Was vor drei Jahrzehnten als Idee begann, um eine Brücke zwischen Berlin, Spanien und Lateinamerika zu bauen, ist heute eine feste Größe in der Literaturszene. Das Festival für den interkulturellen Austausch ist vor allem im Bezirk Treptow-Köpenick verwurzelt. Drei Männer halten das Projekt am Laufen: Der Dichter Ulrich Grasnick, der das Köpenicker Lyrikseminar und die Lesebühne der Kulturen leitet, der peruanische Dichter José Pablo Quevedo und der Berliner Organisator Jürgen Polinske. Quevedo ist seit 2006 offiziell als Botschafter des literarischen Netzwerks „Poeten der Welt“ in Deutschland tätig.
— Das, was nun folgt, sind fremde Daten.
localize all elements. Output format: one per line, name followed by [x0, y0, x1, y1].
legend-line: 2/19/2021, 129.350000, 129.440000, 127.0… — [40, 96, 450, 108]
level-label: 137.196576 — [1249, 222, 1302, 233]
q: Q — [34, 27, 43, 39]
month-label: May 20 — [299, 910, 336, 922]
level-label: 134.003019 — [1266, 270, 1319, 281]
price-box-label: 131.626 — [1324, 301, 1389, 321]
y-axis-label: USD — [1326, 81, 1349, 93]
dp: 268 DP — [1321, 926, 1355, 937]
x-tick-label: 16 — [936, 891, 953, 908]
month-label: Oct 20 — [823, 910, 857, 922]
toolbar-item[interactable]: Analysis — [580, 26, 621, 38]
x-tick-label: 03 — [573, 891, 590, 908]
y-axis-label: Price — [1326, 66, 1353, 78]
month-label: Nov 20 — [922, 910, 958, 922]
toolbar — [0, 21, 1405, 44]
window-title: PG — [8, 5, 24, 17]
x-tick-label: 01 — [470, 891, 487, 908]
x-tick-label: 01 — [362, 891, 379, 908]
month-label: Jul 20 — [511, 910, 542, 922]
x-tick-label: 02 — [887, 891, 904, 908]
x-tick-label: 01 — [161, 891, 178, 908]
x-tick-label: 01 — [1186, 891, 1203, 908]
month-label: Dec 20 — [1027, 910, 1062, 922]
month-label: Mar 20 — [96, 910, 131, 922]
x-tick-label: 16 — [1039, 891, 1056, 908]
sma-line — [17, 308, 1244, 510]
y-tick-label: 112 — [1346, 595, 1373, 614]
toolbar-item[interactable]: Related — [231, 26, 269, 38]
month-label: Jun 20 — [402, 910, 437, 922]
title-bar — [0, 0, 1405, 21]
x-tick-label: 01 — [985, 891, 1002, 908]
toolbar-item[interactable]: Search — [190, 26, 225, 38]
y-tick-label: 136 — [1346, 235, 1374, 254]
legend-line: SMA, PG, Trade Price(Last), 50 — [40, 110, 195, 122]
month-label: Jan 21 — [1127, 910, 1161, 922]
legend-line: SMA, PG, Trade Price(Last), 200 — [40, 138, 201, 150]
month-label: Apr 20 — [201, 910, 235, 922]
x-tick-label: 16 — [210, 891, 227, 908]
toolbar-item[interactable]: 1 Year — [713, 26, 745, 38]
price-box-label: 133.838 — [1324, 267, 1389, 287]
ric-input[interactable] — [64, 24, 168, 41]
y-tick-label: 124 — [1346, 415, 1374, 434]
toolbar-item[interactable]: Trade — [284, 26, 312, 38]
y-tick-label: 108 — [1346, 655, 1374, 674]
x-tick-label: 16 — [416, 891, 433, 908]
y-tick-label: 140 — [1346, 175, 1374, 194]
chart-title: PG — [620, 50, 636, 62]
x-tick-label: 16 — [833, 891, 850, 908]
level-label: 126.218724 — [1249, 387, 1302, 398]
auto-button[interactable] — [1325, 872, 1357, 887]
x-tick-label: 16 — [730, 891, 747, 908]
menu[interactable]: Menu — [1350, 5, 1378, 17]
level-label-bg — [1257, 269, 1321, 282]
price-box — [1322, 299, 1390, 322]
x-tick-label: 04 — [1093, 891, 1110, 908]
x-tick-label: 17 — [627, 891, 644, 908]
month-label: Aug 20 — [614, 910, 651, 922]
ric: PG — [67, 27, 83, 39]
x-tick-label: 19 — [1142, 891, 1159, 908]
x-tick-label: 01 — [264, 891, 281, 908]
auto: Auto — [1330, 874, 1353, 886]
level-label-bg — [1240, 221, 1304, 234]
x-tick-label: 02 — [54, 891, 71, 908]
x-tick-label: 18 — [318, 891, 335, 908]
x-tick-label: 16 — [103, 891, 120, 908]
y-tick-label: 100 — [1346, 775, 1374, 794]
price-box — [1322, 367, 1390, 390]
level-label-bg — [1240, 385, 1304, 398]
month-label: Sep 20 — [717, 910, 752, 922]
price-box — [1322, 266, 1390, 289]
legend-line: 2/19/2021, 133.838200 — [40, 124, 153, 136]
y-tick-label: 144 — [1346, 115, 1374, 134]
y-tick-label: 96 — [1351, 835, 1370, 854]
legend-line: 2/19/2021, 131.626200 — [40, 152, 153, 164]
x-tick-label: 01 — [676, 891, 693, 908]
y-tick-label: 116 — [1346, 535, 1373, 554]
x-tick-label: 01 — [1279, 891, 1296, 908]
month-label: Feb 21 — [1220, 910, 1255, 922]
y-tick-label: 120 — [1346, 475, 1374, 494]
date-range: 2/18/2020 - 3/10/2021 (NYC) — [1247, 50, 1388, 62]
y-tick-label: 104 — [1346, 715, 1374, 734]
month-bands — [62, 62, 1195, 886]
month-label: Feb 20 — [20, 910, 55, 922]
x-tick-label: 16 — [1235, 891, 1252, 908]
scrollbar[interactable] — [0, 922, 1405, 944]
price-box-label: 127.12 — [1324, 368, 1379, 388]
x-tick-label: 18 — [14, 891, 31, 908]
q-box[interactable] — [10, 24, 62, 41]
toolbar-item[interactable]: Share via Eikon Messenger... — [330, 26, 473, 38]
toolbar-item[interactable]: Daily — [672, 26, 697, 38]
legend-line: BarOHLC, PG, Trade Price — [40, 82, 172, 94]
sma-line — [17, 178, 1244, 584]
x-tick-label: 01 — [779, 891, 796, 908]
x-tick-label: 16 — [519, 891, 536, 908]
Der Ablauf der Feier ist bereits geplant. Zuerst begrüßt Bezirksstadtrat Marco Brauchmann die Gäste. Danach folgt eine Lesung, bei der der Musiker David Yonan für die passende Musik sorgt. Die Stadt möchte mit der Ehrung zeigen, wie wichtig solche Projekte für das Verständnis zwischen den Völkern und für die Kultur im Bezirk sind.
Interessierte können kostenlos an der Veranstaltung teilnehmen, da der Eintritt frei ist. Weitere Informationen gibt es über die Webseite des Bezirksamts Treptow-Köpenick.